A testimony from one of my contacts (22 Apr 2024) states that:

“I am in Mekelle right now and I am witnessing that the aftermath of the war has left a people in poverty, the devaluation of the Birr (Ethiopian currency) gives the feeling that money is worthless paper. The bombings in Tigray have destroyed more than houses, killed, injured, people and children and destroyed some factories that employed hundreds of people. What strikes me is that people are very afraid of thieves because poverty causes those who don’t have anything to eat to steal. At eight in the evening everyone is at home and very few on the street. Despite everything, Tigray is still a beautiful country.”

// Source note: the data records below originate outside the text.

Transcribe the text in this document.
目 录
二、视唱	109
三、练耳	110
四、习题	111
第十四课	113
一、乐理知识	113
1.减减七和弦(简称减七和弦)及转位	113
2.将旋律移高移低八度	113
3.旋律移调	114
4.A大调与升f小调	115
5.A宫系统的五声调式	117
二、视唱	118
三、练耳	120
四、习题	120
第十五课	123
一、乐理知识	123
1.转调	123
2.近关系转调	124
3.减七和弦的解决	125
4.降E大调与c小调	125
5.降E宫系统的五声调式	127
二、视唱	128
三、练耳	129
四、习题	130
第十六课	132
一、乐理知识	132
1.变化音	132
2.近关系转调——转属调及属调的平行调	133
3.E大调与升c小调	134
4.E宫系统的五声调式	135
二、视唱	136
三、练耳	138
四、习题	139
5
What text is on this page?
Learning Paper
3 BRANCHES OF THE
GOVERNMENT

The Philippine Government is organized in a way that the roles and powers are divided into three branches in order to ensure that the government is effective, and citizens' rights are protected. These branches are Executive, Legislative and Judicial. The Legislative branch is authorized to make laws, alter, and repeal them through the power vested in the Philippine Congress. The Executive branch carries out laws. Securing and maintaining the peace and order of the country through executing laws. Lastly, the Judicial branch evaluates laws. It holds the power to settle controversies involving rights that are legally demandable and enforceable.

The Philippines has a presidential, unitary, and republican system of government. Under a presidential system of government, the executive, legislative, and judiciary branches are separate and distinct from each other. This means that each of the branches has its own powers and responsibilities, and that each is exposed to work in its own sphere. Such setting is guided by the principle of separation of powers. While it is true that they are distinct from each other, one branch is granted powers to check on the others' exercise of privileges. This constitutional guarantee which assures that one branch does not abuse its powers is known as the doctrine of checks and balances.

Tigray is beautiful because it is made up of resistant people, generations of suffering that has given the strength to that people in knowing how to help to help themselves: the only real solution in the noise made by the chatter, the round tables and the international meetings that relaunch appeals for concern for the socio-political and humanitarian situation of these millions of people.

Fighting for health at the maternity hospital with two sticks and bags of fertilizers

Women in Tigray today, in the catastrophic context, have to face problems that in pre-war times were easily solvable, monitorable and manageable.

Today, motherhood, pregnancy and childbirth can be potentially deadly for many women.

• Before the conflict, 90% of mothers in Tigray received antenatal care and more than 70% benefited from skilled deliveries, according to an analysis by health experts.

• Since the beginning of the conflict, the maternal mortality rate in the region has increased fivefold (x5), according to a study by the Regional Health Office.

• This level is comparable to that of 22 years ago. Most deaths are due to easily preventable causes such as bleeding. Over 80% of mothers died outside of a healthcare facility.

• Before the conflict, there were fewer than 200 maternal deaths per 100,000 births in Tigray. Now the average is 840, which is 210 times higher than the maternal mortality rate in Germany, 168 times higher than the maternal mortality rate in Austria.

• “Women become pregnant and cannot access treatment. And if she is in labor she cannot travel. There are no ambulances and we don’t have the money to pay for private transport. So, what should we do? ” asks Kahsa.

• And even when they arrive at a health facility they often cannot be helped.

• Kahsa and the women’s leadership team are trying to change that.